Online Databases: Where's the Rental Assistance Help?

Legislation | November 03, 2020 | by Linda Couch

Two online databases of COVID-19-related state- and local-rental assistance programs may help: 1) aging services providers to help renters (and, often, homeowners) retain stable housing, and 2) help affordable senior housing owners receive relief for rental income shortfall experienced as renters declare eligibility for the CDC’s eviction moratorium for nonpayment of rent.

Two online databases of COVID-19-related state- and local-rental assistance programs may help: 1) aging services providers to help renters (and, often, homeowners) retain stable housing, and 2) help affordable senior housing owners receive relief for rental income shortfall experienced as renters declare eligibility for the CDC’s eviction moratorium for nonpayment of rent.

The CDC’s eviction moratorium for nonpayment of rent is in effect through December 31. Any renters who declare eligibility for the moratorium, by signing an eviction moratorium declaration (the one provided by the CDC or others), will be liable for any unpaid rent or penalty fees accumulated during the moratorium.
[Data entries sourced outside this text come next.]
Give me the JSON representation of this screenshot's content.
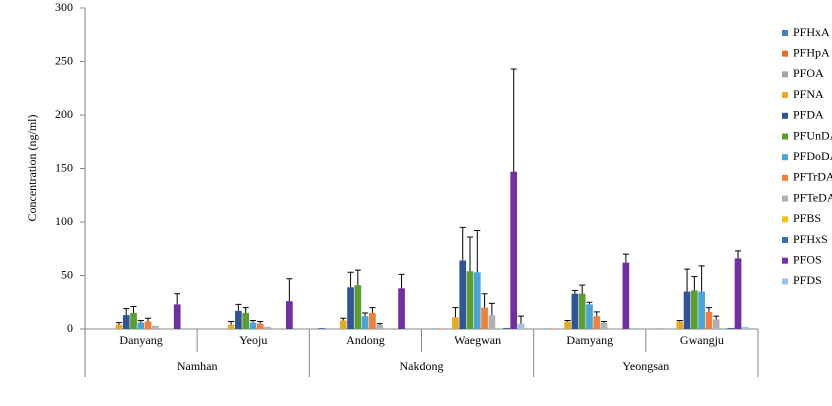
{
  "chart_data": {
    "type": "bar",
    "y_label": "Concentration (ng/ml)",
    "ylim": [
      0,
      300
    ],
    "yticks": [
      0,
      50,
      100,
      150,
      200,
      250,
      300
    ],
    "categories": [
      "Danyang",
      "Yeoju",
      "Andong",
      "Waegwan",
      "Damyang",
      "Gwangju"
    ],
    "groups": [
      "Namhan",
      "Nakdong",
      "Yeongsan"
    ],
    "category_groups": [
      "Namhan",
      "Namhan",
      "Nakdong",
      "Nakdong",
      "Yeongsan",
      "Yeongsan"
    ],
    "legend": "right",
    "series": [
      {
        "name": "PFHxA",
        "color": "#4a7ebb",
        "values": [
          0,
          0,
          1,
          0.5,
          0.5,
          0.5
        ],
        "errors": [
          0,
          0,
          0,
          0,
          0,
          0
        ]
      },
      {
        "name": "PFHpA",
        "color": "#e0712c",
        "values": [
          0,
          0,
          0,
          0.5,
          0.5,
          0
        ],
        "errors": [
          0,
          0,
          0,
          0,
          0,
          0
        ]
      },
      {
        "name": "PFOA",
        "color": "#a5a5a5",
        "values": [
          0,
          0,
          0,
          0,
          0,
          0
        ],
        "errors": [
          0,
          0,
          0,
          0,
          0,
          0
        ]
      },
      {
        "name": "PFNA",
        "color": "#e3ac24",
        "values": [
          4,
          4,
          8,
          11,
          7,
          7
        ],
        "errors": [
          2,
          3,
          2,
          9,
          1,
          1
        ]
      },
      {
        "name": "PFDA",
        "color": "#2f5597",
        "values": [
          13,
          17,
          39,
          64,
          33,
          35
        ],
        "errors": [
          6,
          6,
          14,
          31,
          3,
          21
        ]
      },
      {
        "name": "PFUnDA",
        "color": "#5d9e32",
        "values": [
          15,
          15,
          41,
          54,
          33,
          36
        ],
        "errors": [
          6,
          5,
          14,
          32,
          8,
          13
        ]
      },
      {
        "name": "PFDoDA",
        "color": "#4ba3dc",
        "values": [
          6,
          6,
          12,
          53,
          23,
          35
        ],
        "errors": [
          2,
          2,
          3,
          39,
          2,
          24
        ]
      },
      {
        "name": "PFTrDA",
        "color": "#f0803c",
        "values": [
          7,
          5,
          15,
          20,
          12,
          16
        ],
        "errors": [
          3,
          2,
          5,
          13,
          4,
          4
        ]
      },
      {
        "name": "PFTeDA",
        "color": "#b0b0b0",
        "values": [
          3,
          2,
          4,
          13,
          6,
          9
        ],
        "errors": [
          0,
          0,
          1,
          11,
          1,
          3
        ]
      },
      {
        "name": "PFBS",
        "color": "#f2c318",
        "values": [
          0,
          0,
          0,
          0,
          0,
          0
        ],
        "errors": [
          0,
          0,
          0,
          0,
          0,
          0
        ]
      },
      {
        "name": "PFHxS",
        "color": "#3c6fb0",
        "values": [
          0,
          0,
          0,
          1,
          0,
          1
        ],
        "errors": [
          0,
          0,
          0,
          0,
          0,
          0
        ]
      },
      {
        "name": "PFOS",
        "color": "#7030a0",
        "values": [
          23,
          26,
          38,
          147,
          62,
          66
        ],
        "errors": [
          10,
          21,
          13,
          96,
          8,
          7
        ]
      },
      {
        "name": "PFDS",
        "color": "#9dc3e6",
        "values": [
          0,
          0,
          0,
          5,
          1,
          2
        ],
        "errors": [
          0,
          0,
          0,
          7,
          0,
          0
        ]
      }
    ]
  }
}
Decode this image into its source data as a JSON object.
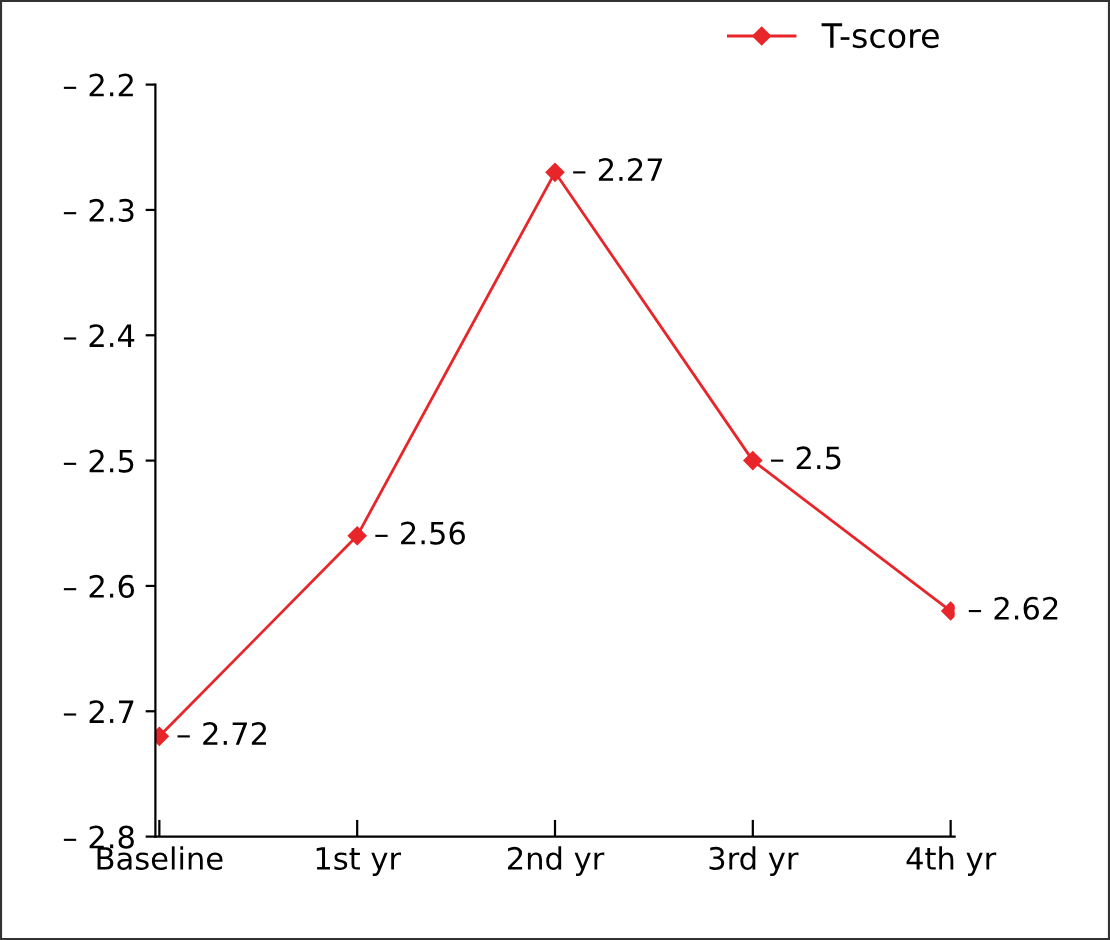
{
  "chart_data": {
    "type": "line",
    "categories": [
      "Baseline",
      "1st yr",
      "2nd yr",
      "3rd yr",
      "4th yr"
    ],
    "series": [
      {
        "name": "T-score",
        "color": "#e8262a",
        "values": [
          -2.72,
          -2.56,
          -2.27,
          -2.5,
          -2.62
        ],
        "value_labels": [
          "– 2.72",
          "– 2.56",
          "– 2.27",
          "– 2.5",
          "– 2.62"
        ]
      }
    ],
    "ylim": [
      -2.8,
      -2.2
    ],
    "yticks": [
      {
        "value": -2.8,
        "label": "– 2.8"
      },
      {
        "value": -2.7,
        "label": "– 2.7"
      },
      {
        "value": -2.6,
        "label": "– 2.6"
      },
      {
        "value": -2.5,
        "label": "– 2.5"
      },
      {
        "value": -2.4,
        "label": "– 2.4"
      },
      {
        "value": -2.3,
        "label": "– 2.3"
      },
      {
        "value": -2.2,
        "label": "– 2.2"
      }
    ],
    "grid": false,
    "legend": "top right",
    "marker": "diamond",
    "line_style": "solid"
  }
}
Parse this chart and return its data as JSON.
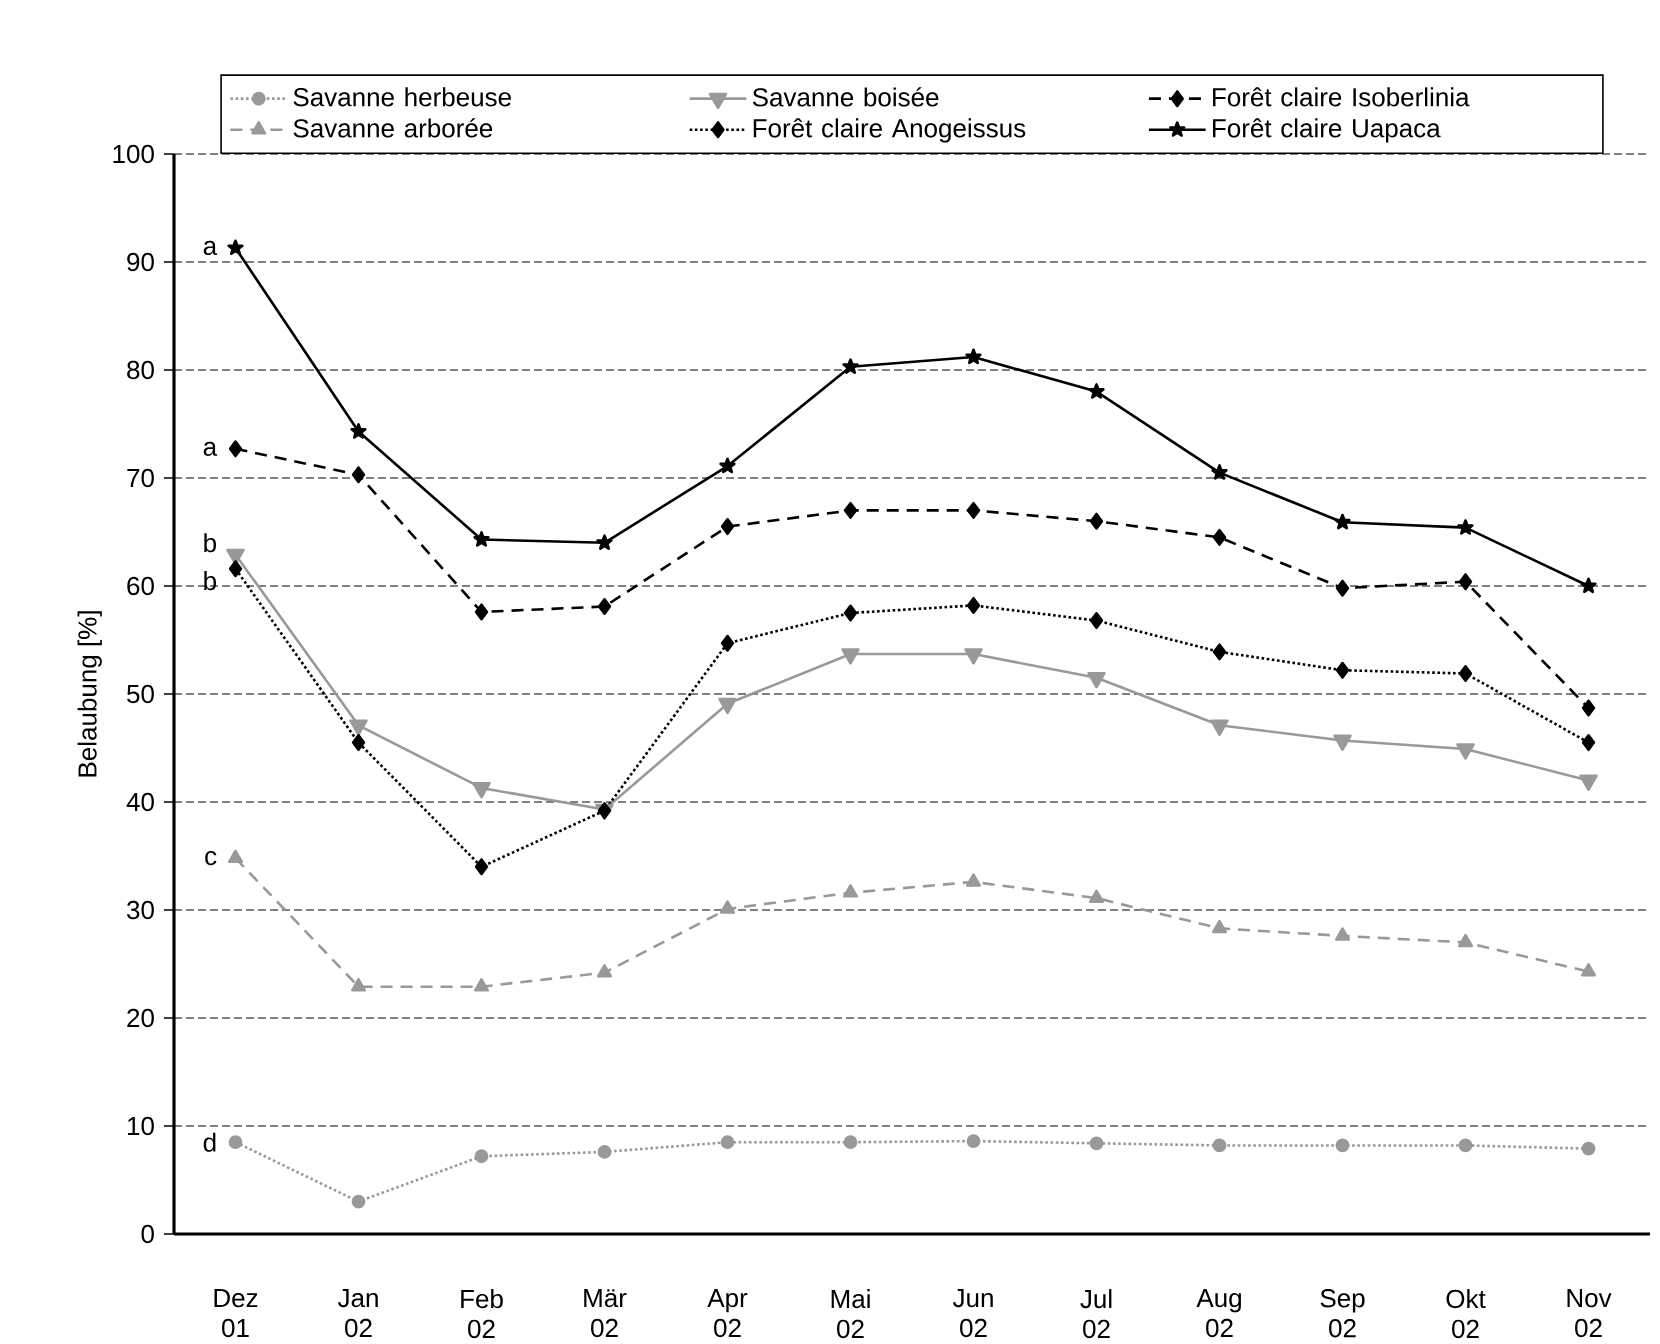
{
  "chart_data": {
    "type": "line",
    "ylabel": "Belaubung [%]",
    "categories": [
      "Dez 01",
      "Jan 02",
      "Feb 02",
      "Mär 02",
      "Apr 02",
      "Mai 02",
      "Jun 02",
      "Jul 02",
      "Aug 02",
      "Sep 02",
      "Okt 02",
      "Nov 02"
    ],
    "series": [
      {
        "name": "Savanne herbeuse",
        "color": "#999999",
        "marker": "circle",
        "line_style": "dotted",
        "values": [
          8.5,
          3.0,
          7.2,
          7.6,
          8.5,
          8.5,
          8.6,
          8.4,
          8.2,
          8.2,
          8.2,
          7.9
        ]
      },
      {
        "name": "Savanne boisée",
        "color": "#999999",
        "marker": "triangle-down",
        "line_style": "solid",
        "values": [
          62.9,
          47.1,
          41.3,
          39.3,
          49.1,
          53.7,
          53.7,
          51.5,
          47.1,
          45.7,
          44.9,
          42.0
        ]
      },
      {
        "name": "Forêt claire Isoberlinia",
        "color": "#000000",
        "marker": "diamond",
        "line_style": "dashed",
        "values": [
          72.7,
          70.3,
          57.6,
          58.1,
          65.5,
          67.0,
          67.0,
          66.0,
          64.5,
          59.8,
          60.4,
          48.7
        ]
      },
      {
        "name": "Savanne arborée",
        "color": "#999999",
        "marker": "triangle",
        "line_style": "dashed",
        "values": [
          34.8,
          22.9,
          22.9,
          24.2,
          30.1,
          31.6,
          32.6,
          31.1,
          28.3,
          27.6,
          27.0,
          24.3
        ]
      },
      {
        "name": "Forêt claire Anogeissus",
        "color": "#000000",
        "marker": "diamond",
        "line_style": "dotted",
        "values": [
          61.6,
          45.5,
          34.0,
          39.2,
          54.7,
          57.5,
          58.2,
          56.8,
          53.9,
          52.2,
          51.9,
          45.5
        ]
      },
      {
        "name": "Forêt claire Uapaca",
        "color": "#000000",
        "marker": "star",
        "line_style": "solid",
        "values": [
          91.3,
          74.3,
          64.3,
          64.0,
          71.1,
          80.3,
          81.2,
          78.0,
          70.5,
          65.9,
          65.4,
          60.0
        ]
      }
    ],
    "ylim": [
      0,
      100
    ],
    "yticks": [
      0,
      10,
      20,
      30,
      40,
      50,
      60,
      70,
      80,
      90,
      100
    ],
    "grid": "y",
    "legend": "top",
    "annotations": [
      {
        "text": "a",
        "x": "Dez 01",
        "y": 91.3
      },
      {
        "text": "a",
        "x": "Dez 01",
        "y": 72.7
      },
      {
        "text": "b",
        "x": "Dez 01",
        "y": 62.9
      },
      {
        "text": "b",
        "x": "Dez 01",
        "y": 61.6
      },
      {
        "text": "c",
        "x": "Dez 01",
        "y": 34.8
      },
      {
        "text": "d",
        "x": "Dez 01",
        "y": 8.5
      }
    ]
  }
}
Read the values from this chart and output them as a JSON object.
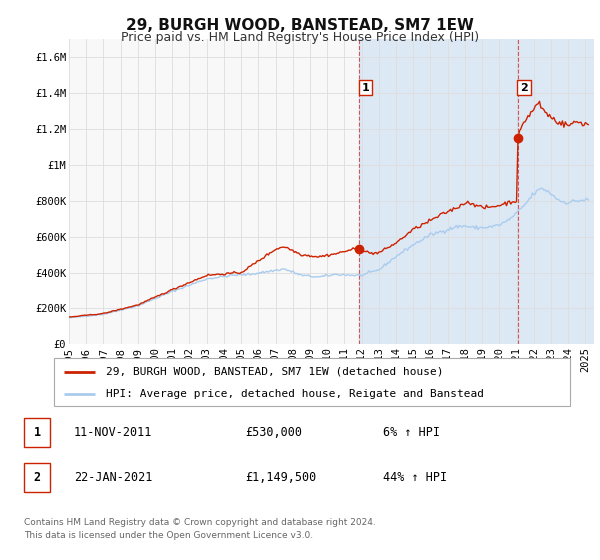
{
  "title": "29, BURGH WOOD, BANSTEAD, SM7 1EW",
  "subtitle": "Price paid vs. HM Land Registry's House Price Index (HPI)",
  "ylim": [
    0,
    1700000
  ],
  "xlim_start": 1995.0,
  "xlim_end": 2025.5,
  "yticks": [
    0,
    200000,
    400000,
    600000,
    800000,
    1000000,
    1200000,
    1400000,
    1600000
  ],
  "ytick_labels": [
    "£0",
    "£200K",
    "£400K",
    "£600K",
    "£800K",
    "£1M",
    "£1.2M",
    "£1.4M",
    "£1.6M"
  ],
  "xticks": [
    1995,
    1996,
    1997,
    1998,
    1999,
    2000,
    2001,
    2002,
    2003,
    2004,
    2005,
    2006,
    2007,
    2008,
    2009,
    2010,
    2011,
    2012,
    2013,
    2014,
    2015,
    2016,
    2017,
    2018,
    2019,
    2020,
    2021,
    2022,
    2023,
    2024,
    2025
  ],
  "hpi_color": "#aaccee",
  "price_color": "#cc2200",
  "vline_color": "#cc3333",
  "marker_color": "#cc2200",
  "marker_size": 6,
  "legend_label_price": "29, BURGH WOOD, BANSTEAD, SM7 1EW (detached house)",
  "legend_label_hpi": "HPI: Average price, detached house, Reigate and Banstead",
  "annotation_1_label": "1",
  "annotation_1_date": 2011.87,
  "annotation_1_value": 530000,
  "annotation_1_text": "11-NOV-2011",
  "annotation_1_price": "£530,000",
  "annotation_1_hpi": "6% ↑ HPI",
  "annotation_2_label": "2",
  "annotation_2_date": 2021.06,
  "annotation_2_value": 1149500,
  "annotation_2_text": "22-JAN-2021",
  "annotation_2_price": "£1,149,500",
  "annotation_2_hpi": "44% ↑ HPI",
  "footer_line1": "Contains HM Land Registry data © Crown copyright and database right 2024.",
  "footer_line2": "This data is licensed under the Open Government Licence v3.0.",
  "background_color": "#ffffff",
  "plot_bg_color": "#f8f8f8",
  "grid_color": "#dddddd",
  "shaded_region_color": "#dde8f5",
  "title_fontsize": 11,
  "subtitle_fontsize": 9,
  "tick_fontsize": 7.5,
  "legend_fontsize": 8,
  "footer_fontsize": 6.5
}
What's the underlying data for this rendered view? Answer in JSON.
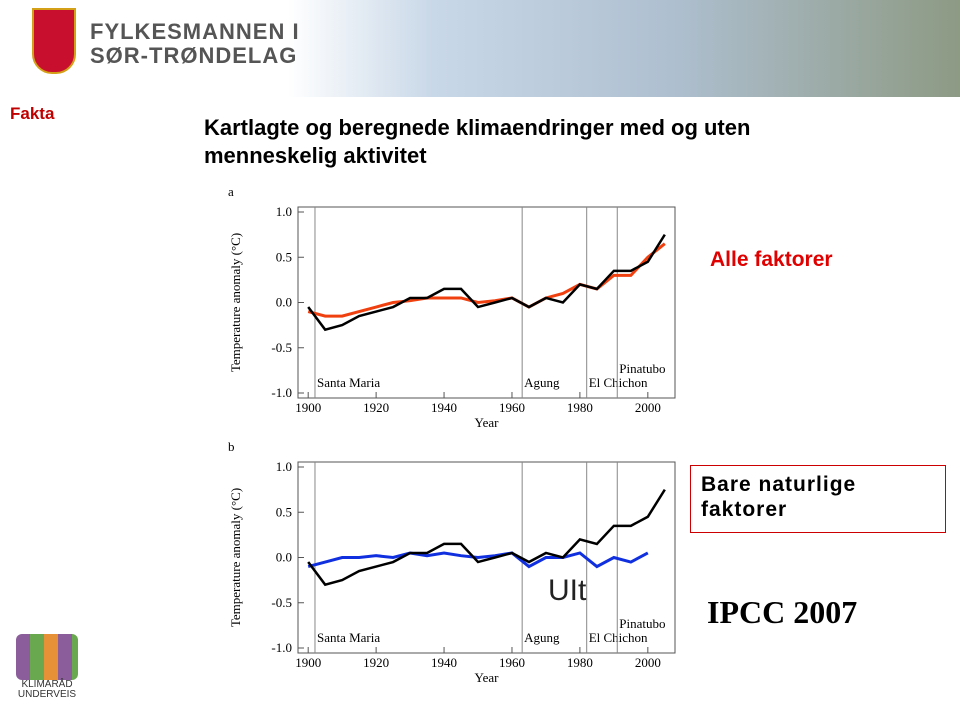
{
  "header": {
    "org_line1": "FYLKESMANNEN I",
    "org_line2": "SØR-TRØNDELAG"
  },
  "section": "Fakta",
  "title": "Kartlagte og beregnede klimaendringer med og uten menneskelig aktivitet",
  "label_all": "Alle faktorer",
  "label_natural": "Bare naturlige faktorer",
  "source": "IPCC 2007",
  "watermark": "UIt",
  "footer_logo": {
    "line1": "KLIMARÅD",
    "line2": "UNDERVEIS"
  },
  "chart_data": [
    {
      "type": "line",
      "panel": "a",
      "x_label": "Year",
      "y_label": "Temperature anomaly (°C)",
      "xlim": [
        1897,
        2008
      ],
      "ylim": [
        -1,
        1
      ],
      "xticks": [
        1900,
        1920,
        1940,
        1960,
        1980,
        2000
      ],
      "yticks": [
        {
          "value": -1,
          "label": "-1.0"
        },
        {
          "value": -0.5,
          "label": "-0.5"
        },
        {
          "value": 0,
          "label": "0.0"
        },
        {
          "value": 0.5,
          "label": "0.5"
        },
        {
          "value": 1,
          "label": "1.0"
        }
      ],
      "x": [
        1900,
        1905,
        1910,
        1915,
        1920,
        1925,
        1930,
        1935,
        1940,
        1945,
        1950,
        1955,
        1960,
        1965,
        1970,
        1975,
        1980,
        1985,
        1990,
        1995,
        2000,
        2005
      ],
      "series": [
        {
          "color": "#f04010",
          "values": [
            -0.1,
            -0.15,
            -0.15,
            -0.1,
            -0.05,
            0.0,
            0.02,
            0.05,
            0.05,
            0.05,
            0.0,
            0.02,
            0.05,
            -0.05,
            0.05,
            0.1,
            0.2,
            0.15,
            0.3,
            0.3,
            0.5,
            0.65
          ]
        },
        {
          "color": "#000000",
          "values": [
            -0.05,
            -0.3,
            -0.25,
            -0.15,
            -0.1,
            -0.05,
            0.05,
            0.05,
            0.15,
            0.15,
            -0.05,
            0.0,
            0.05,
            -0.05,
            0.05,
            0.0,
            0.2,
            0.15,
            0.35,
            0.35,
            0.45,
            0.75
          ]
        }
      ],
      "annotations": [
        {
          "text": "Santa Maria",
          "x": 1902
        },
        {
          "text": "Agung",
          "x": 1963
        },
        {
          "text": "El Chichon",
          "x": 1982
        },
        {
          "text": "Pinatubo",
          "x": 1991
        }
      ]
    },
    {
      "type": "line",
      "panel": "b",
      "x_label": "Year",
      "y_label": "Temperature anomaly (°C)",
      "xlim": [
        1897,
        2008
      ],
      "ylim": [
        -1,
        1
      ],
      "xticks": [
        1900,
        1920,
        1940,
        1960,
        1980,
        2000
      ],
      "yticks": [
        {
          "value": -1,
          "label": "-1.0"
        },
        {
          "value": -0.5,
          "label": "-0.5"
        },
        {
          "value": 0,
          "label": "0.0"
        },
        {
          "value": 0.5,
          "label": "0.5"
        },
        {
          "value": 1,
          "label": "1.0"
        }
      ],
      "x": [
        1900,
        1905,
        1910,
        1915,
        1920,
        1925,
        1930,
        1935,
        1940,
        1945,
        1950,
        1955,
        1960,
        1965,
        1970,
        1975,
        1980,
        1985,
        1990,
        1995,
        2000,
        2005
      ],
      "series": [
        {
          "color": "#1030e0",
          "values": [
            -0.1,
            -0.05,
            0.0,
            0.0,
            0.02,
            0.0,
            0.05,
            0.02,
            0.05,
            0.02,
            0.0,
            0.02,
            0.05,
            -0.1,
            0.0,
            0.0,
            0.05,
            -0.1,
            0.0,
            -0.05,
            0.05,
            null
          ]
        },
        {
          "color": "#000000",
          "values": [
            -0.05,
            -0.3,
            -0.25,
            -0.15,
            -0.1,
            -0.05,
            0.05,
            0.05,
            0.15,
            0.15,
            -0.05,
            0.0,
            0.05,
            -0.05,
            0.05,
            0.0,
            0.2,
            0.15,
            0.35,
            0.35,
            0.45,
            0.75
          ]
        }
      ],
      "annotations": [
        {
          "text": "Santa Maria",
          "x": 1902
        },
        {
          "text": "Agung",
          "x": 1963
        },
        {
          "text": "El Chichon",
          "x": 1982
        },
        {
          "text": "Pinatubo",
          "x": 1991
        }
      ]
    }
  ]
}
These arrearages will no doubt take their toll on tenants come January 1, when they start to come due.

Landlords are also feeling the pain, having not received rent payments from tenants who’ve declared themselves eligible for the moratorium and stopped paying rent.

State and local governments, using mostly funds derived from March’s CARES Act, have set up a multitude of housing assistance programs. Some are for renters, some are for homeowners, some are for landlords, and some are for a combination of these.

A database of state and local rental assistance programs, compiled by the National Housing Law Project and the National Low Income Housing Coalition, is here.

Another, from the National Council of State Housing Agencies, is here.

LeadingAge is urging Congress, as part of any next COVID-19 relief package, to include rental assistance to help renters, owners, and landlords survive the pandemic’s impact.